Calhoun could have used a cantilevered epaulet for the chip on his shoulder. And his skin wasn't thin; it was translucent. But combativeness and insecurity fed his drive to win. "No matter what the record said, he felt he had to prove something," says Dee Rowe, who coached at UConn from 1969 to 77. "So he was always coming out of his corner. I know he appreciated the love, but sometimes I wondered if he really wanted to be loved—whether he worried it might be judged as a sign of weakness."
But insecurity looks better when you consider the alternative, which can morph easily into complacency—something Calhoun gave the widest possible berth. "Jim dared to dream," Rowe says. "He dared to pursue excellence. What he's done is simply miraculous, because he did it in Storrs, where you don't have restaurants or movie theaters or clothing stores. No one had ever done it before, and no one will ever do it again."

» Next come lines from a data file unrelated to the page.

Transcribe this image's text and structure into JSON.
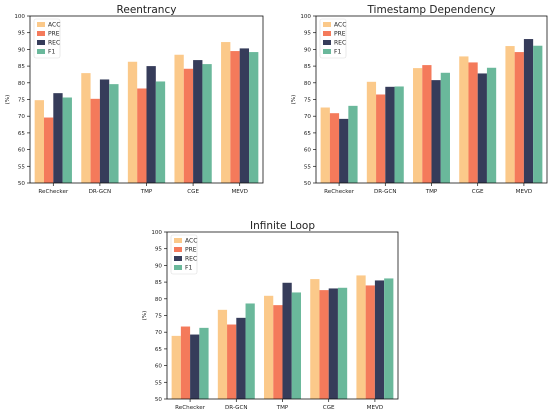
{
  "chart_data": [
    {
      "type": "bar",
      "title": "Reentrancy",
      "ylabel": "(%)",
      "ylim": [
        50,
        100
      ],
      "yticks": [
        "50",
        "55",
        "60",
        "65",
        "70",
        "75",
        "80",
        "85",
        "90",
        "95",
        "100"
      ],
      "categories": [
        "ReChecker",
        "DR-GCN",
        "TMP",
        "CGE",
        "MEVD"
      ],
      "legend_position": "top-left",
      "series": [
        {
          "name": "ACC",
          "values": [
            74.8,
            82.9,
            86.3,
            88.4,
            92.2
          ]
        },
        {
          "name": "PRE",
          "values": [
            69.6,
            75.2,
            78.3,
            84.2,
            89.5
          ]
        },
        {
          "name": "REC",
          "values": [
            76.9,
            81.0,
            85.0,
            86.8,
            90.3
          ]
        },
        {
          "name": "F1",
          "values": [
            75.6,
            79.6,
            80.4,
            85.6,
            89.2
          ]
        }
      ]
    },
    {
      "type": "bar",
      "title": "Timestamp Dependency",
      "ylabel": "(%)",
      "ylim": [
        50,
        100
      ],
      "yticks": [
        "50",
        "55",
        "60",
        "65",
        "70",
        "75",
        "80",
        "85",
        "90",
        "95",
        "100"
      ],
      "categories": [
        "ReChecker",
        "DR-GCN",
        "TMP",
        "CGE",
        "MEVD"
      ],
      "legend_position": "top-left",
      "series": [
        {
          "name": "ACC",
          "values": [
            72.6,
            80.3,
            84.4,
            87.9,
            91.0
          ]
        },
        {
          "name": "PRE",
          "values": [
            70.9,
            76.5,
            85.3,
            86.1,
            89.2
          ]
        },
        {
          "name": "REC",
          "values": [
            69.2,
            78.8,
            80.8,
            82.8,
            93.1
          ]
        },
        {
          "name": "F1",
          "values": [
            73.1,
            78.9,
            83.0,
            84.5,
            91.1
          ]
        }
      ]
    },
    {
      "type": "bar",
      "title": "Infinite Loop",
      "ylabel": "(%)",
      "ylim": [
        50,
        100
      ],
      "yticks": [
        "50",
        "55",
        "60",
        "65",
        "70",
        "75",
        "80",
        "85",
        "90",
        "95",
        "100"
      ],
      "categories": [
        "ReChecker",
        "DR-GCN",
        "TMP",
        "CGE",
        "MEVD"
      ],
      "legend_position": "top-left",
      "series": [
        {
          "name": "ACC",
          "values": [
            68.9,
            76.7,
            80.9,
            85.9,
            87.0
          ]
        },
        {
          "name": "PRE",
          "values": [
            71.7,
            72.3,
            78.1,
            82.6,
            84.0
          ]
        },
        {
          "name": "REC",
          "values": [
            69.3,
            74.3,
            84.8,
            83.1,
            85.5
          ]
        },
        {
          "name": "F1",
          "values": [
            71.3,
            78.6,
            81.9,
            83.3,
            86.1
          ]
        }
      ]
    }
  ],
  "series_colors": [
    "#fbc98a",
    "#f47a5b",
    "#363c5a",
    "#6ab89b"
  ]
}
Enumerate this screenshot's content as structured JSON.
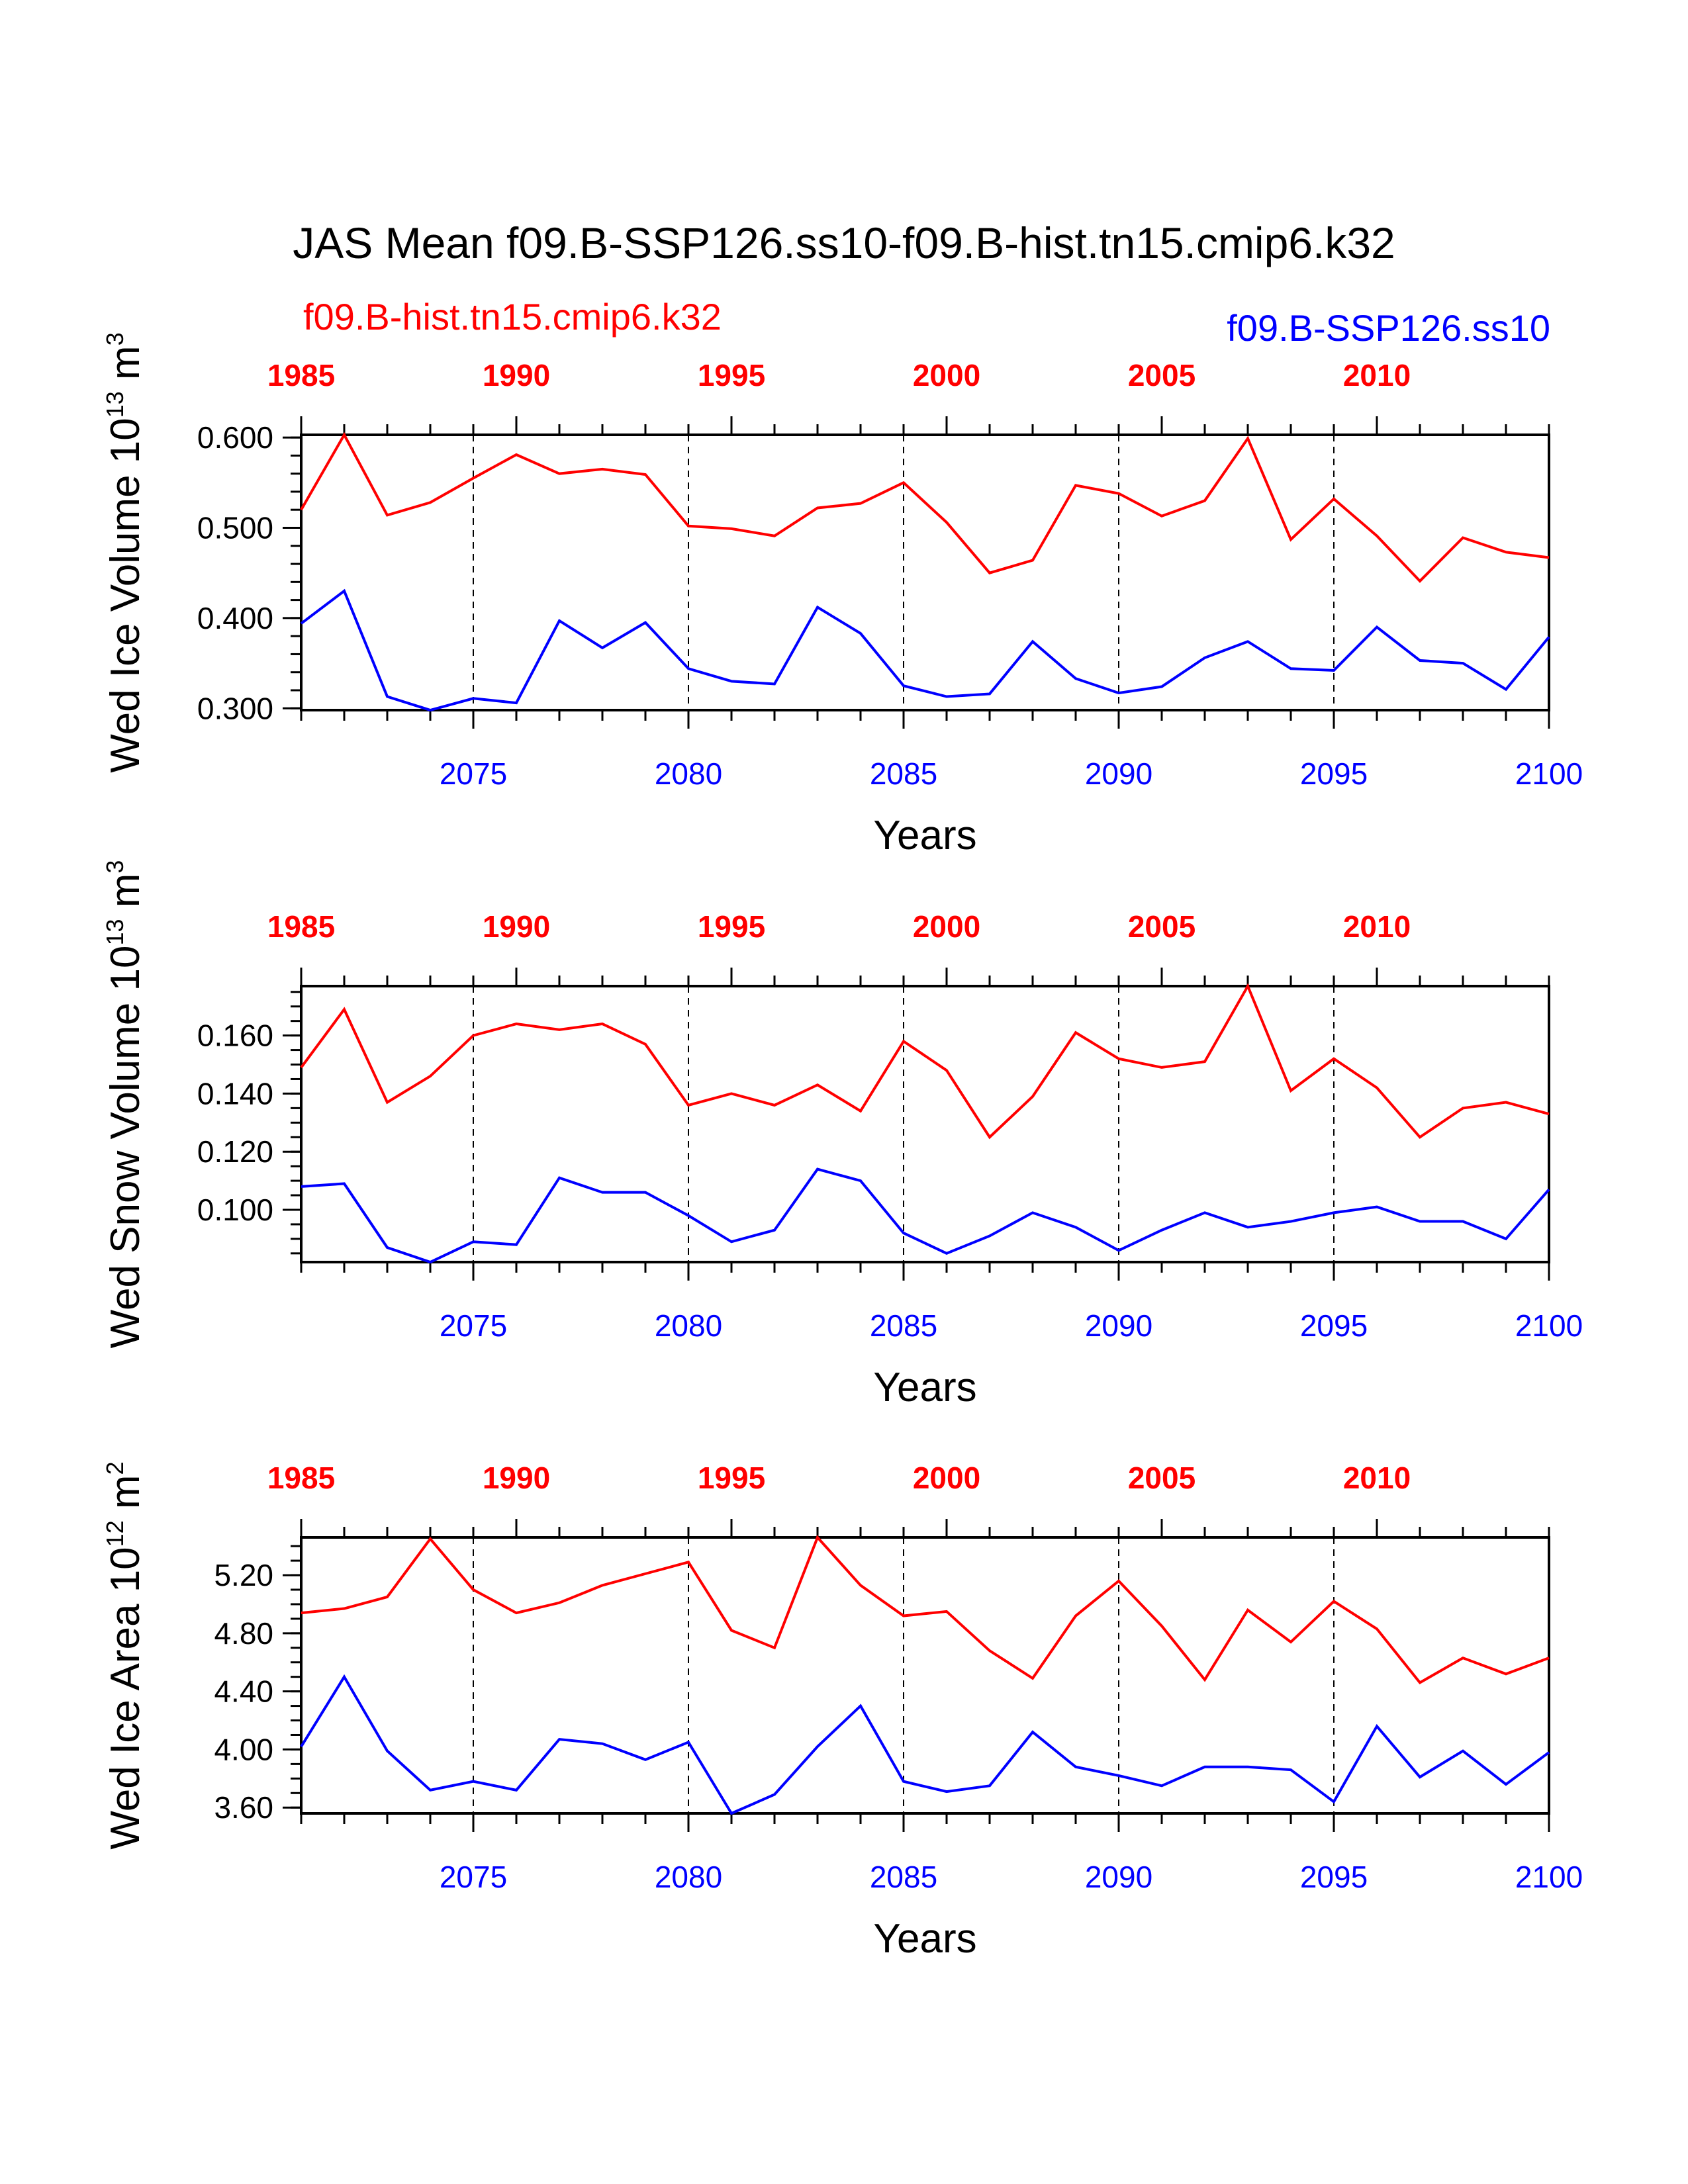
{
  "title": "JAS Mean f09.B-SSP126.ss10-f09.B-hist.tn15.cmip6.k32",
  "legend": {
    "hist": {
      "label": "f09.B-hist.tn15.cmip6.k32",
      "color": "#ff0000"
    },
    "ssp": {
      "label": "f09.B-SSP126.ss10",
      "color": "#0000ff"
    }
  },
  "colors": {
    "hist": "#ff0000",
    "ssp": "#0000ff",
    "axis": "#000000"
  },
  "chart_data": [
    {
      "type": "line",
      "ylabel": {
        "main": "Wed Ice Volume 10",
        "exp": "13",
        "unit": " m",
        "unit_exp": "3"
      },
      "xlabel": "Years",
      "xlim": [
        2071,
        2100
      ],
      "ylim": [
        0.298,
        0.603
      ],
      "yticks": [
        0.3,
        0.4,
        0.5,
        0.6
      ],
      "ytick_labels": [
        "0.300",
        "0.400",
        "0.500",
        "0.600"
      ],
      "yminor": 0.02,
      "x": [
        2071,
        2072,
        2073,
        2074,
        2075,
        2076,
        2077,
        2078,
        2079,
        2080,
        2081,
        2082,
        2083,
        2084,
        2085,
        2086,
        2087,
        2088,
        2089,
        2090,
        2091,
        2092,
        2093,
        2094,
        2095,
        2096,
        2097,
        2098,
        2099,
        2100
      ],
      "series": [
        {
          "name": "f09.B-hist.tn15.cmip6.k32",
          "values": [
            0.52,
            0.603,
            0.514,
            0.528,
            0.555,
            0.581,
            0.56,
            0.565,
            0.559,
            0.502,
            0.499,
            0.491,
            0.522,
            0.527,
            0.55,
            0.506,
            0.45,
            0.464,
            0.547,
            0.538,
            0.513,
            0.53,
            0.599,
            0.487,
            0.532,
            0.491,
            0.441,
            0.489,
            0.473,
            0.467
          ]
        },
        {
          "name": "f09.B-SSP126.ss10",
          "values": [
            0.394,
            0.43,
            0.313,
            0.298,
            0.311,
            0.306,
            0.397,
            0.367,
            0.395,
            0.344,
            0.33,
            0.327,
            0.412,
            0.383,
            0.325,
            0.313,
            0.316,
            0.374,
            0.333,
            0.317,
            0.324,
            0.356,
            0.374,
            0.344,
            0.342,
            0.39,
            0.353,
            0.35,
            0.321,
            0.379
          ]
        }
      ]
    },
    {
      "type": "line",
      "ylabel": {
        "main": "Wed Snow Volume 10",
        "exp": "13",
        "unit": " m",
        "unit_exp": "3"
      },
      "xlabel": "Years",
      "xlim": [
        2071,
        2100
      ],
      "ylim": [
        0.082,
        0.177
      ],
      "yticks": [
        0.1,
        0.12,
        0.14,
        0.16
      ],
      "ytick_labels": [
        "0.100",
        "0.120",
        "0.140",
        "0.160"
      ],
      "yminor": 0.005,
      "x": [
        2071,
        2072,
        2073,
        2074,
        2075,
        2076,
        2077,
        2078,
        2079,
        2080,
        2081,
        2082,
        2083,
        2084,
        2085,
        2086,
        2087,
        2088,
        2089,
        2090,
        2091,
        2092,
        2093,
        2094,
        2095,
        2096,
        2097,
        2098,
        2099,
        2100
      ],
      "series": [
        {
          "name": "f09.B-hist.tn15.cmip6.k32",
          "values": [
            0.149,
            0.169,
            0.137,
            0.146,
            0.16,
            0.164,
            0.162,
            0.164,
            0.157,
            0.136,
            0.14,
            0.136,
            0.143,
            0.134,
            0.158,
            0.148,
            0.125,
            0.139,
            0.161,
            0.152,
            0.149,
            0.151,
            0.177,
            0.141,
            0.152,
            0.142,
            0.125,
            0.135,
            0.137,
            0.133
          ]
        },
        {
          "name": "f09.B-SSP126.ss10",
          "values": [
            0.108,
            0.109,
            0.087,
            0.082,
            0.089,
            0.088,
            0.111,
            0.106,
            0.106,
            0.098,
            0.089,
            0.093,
            0.114,
            0.11,
            0.092,
            0.085,
            0.091,
            0.099,
            0.094,
            0.086,
            0.093,
            0.099,
            0.094,
            0.096,
            0.099,
            0.101,
            0.096,
            0.096,
            0.09,
            0.107
          ]
        }
      ]
    },
    {
      "type": "line",
      "ylabel": {
        "main": "Wed Ice Area 10",
        "exp": "12",
        "unit": " m",
        "unit_exp": "2"
      },
      "xlabel": "Years",
      "xlim": [
        2071,
        2100
      ],
      "ylim": [
        3.56,
        5.46
      ],
      "yticks": [
        3.6,
        4.0,
        4.4,
        4.8,
        5.2
      ],
      "ytick_labels": [
        "3.60",
        "4.00",
        "4.40",
        "4.80",
        "5.20"
      ],
      "yminor": 0.1,
      "x": [
        2071,
        2072,
        2073,
        2074,
        2075,
        2076,
        2077,
        2078,
        2079,
        2080,
        2081,
        2082,
        2083,
        2084,
        2085,
        2086,
        2087,
        2088,
        2089,
        2090,
        2091,
        2092,
        2093,
        2094,
        2095,
        2096,
        2097,
        2098,
        2099,
        2100
      ],
      "series": [
        {
          "name": "f09.B-hist.tn15.cmip6.k32",
          "values": [
            4.94,
            4.97,
            5.05,
            5.45,
            5.1,
            4.94,
            5.01,
            5.13,
            5.21,
            5.29,
            4.82,
            4.7,
            5.46,
            5.13,
            4.92,
            4.95,
            4.68,
            4.49,
            4.92,
            5.16,
            4.85,
            4.48,
            4.96,
            4.74,
            5.02,
            4.83,
            4.46,
            4.63,
            4.52,
            4.63
          ]
        },
        {
          "name": "f09.B-SSP126.ss10",
          "values": [
            4.02,
            4.5,
            3.99,
            3.72,
            3.78,
            3.72,
            4.07,
            4.04,
            3.93,
            4.05,
            3.56,
            3.69,
            4.02,
            4.3,
            3.78,
            3.71,
            3.75,
            4.12,
            3.88,
            3.82,
            3.75,
            3.88,
            3.88,
            3.86,
            3.64,
            4.16,
            3.81,
            3.99,
            3.76,
            3.98
          ]
        }
      ]
    }
  ],
  "top_axis": {
    "ticks": [
      1985,
      1990,
      1995,
      2000,
      2005,
      2010
    ],
    "labels": [
      "1985",
      "1990",
      "1995",
      "2000",
      "2005",
      "2010"
    ],
    "offset_years": 86
  },
  "bottom_axis": {
    "ticks": [
      2075,
      2080,
      2085,
      2090,
      2095,
      2100
    ],
    "labels": [
      "2075",
      "2080",
      "2085",
      "2090",
      "2095",
      "2100"
    ]
  }
}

It would be easy to remember Calhoun for the recruiting violations and academic shortcomings that marred the end of his 873-win career. But don't forget how he engaged the breadth of the world. He read books. (Literary agent and UConn fan Esther Newberg made sure Calhoun's office was well-stocked with the best and the latest.) He didn't just watch movies; he talked about them to a fare-thee-well. (Yeah, Coach, The Cider House Rules was good—but, uh, about Ray Allen....) Whether counseling a player to work through the bitterness he felt toward a father who had left his mother, or helping another make the transition from a close-knit, inner-city Muslim family to what must be the only unlovely college town in New England, Calhoun kindled to a part of his job he clearly loved.
If Bill Clinton, in Toni Morrison's famous phrase, was our first black president, Calhoun was a kind of black white coach. An unlikely one, to be sure, coming from greater Boston, a city with a complicated racial history. But Calhoun forged uncommon bonds with the young black men who played for him. Like Clinton, as a teenager he had been thrust prematurely into the role of male head of household. Like Clinton, he had a natural appetite for his chosen arena. Like Clinton, he had gifts that, with the passage of time, figure to outweigh the messes on his watch.
College basketball began as an intensely sectionalist sport. That top programs can pop up anywhere—and that America comes together every March over NCAA office pools—is thanks to many factors, Calhoun's work at UConn among them. Sports give us cool personalities, and they give us hot ones. Calhoun was a hot one. And that's why news of his leaving hits like the chill in the air in New England with the basketball season coming on.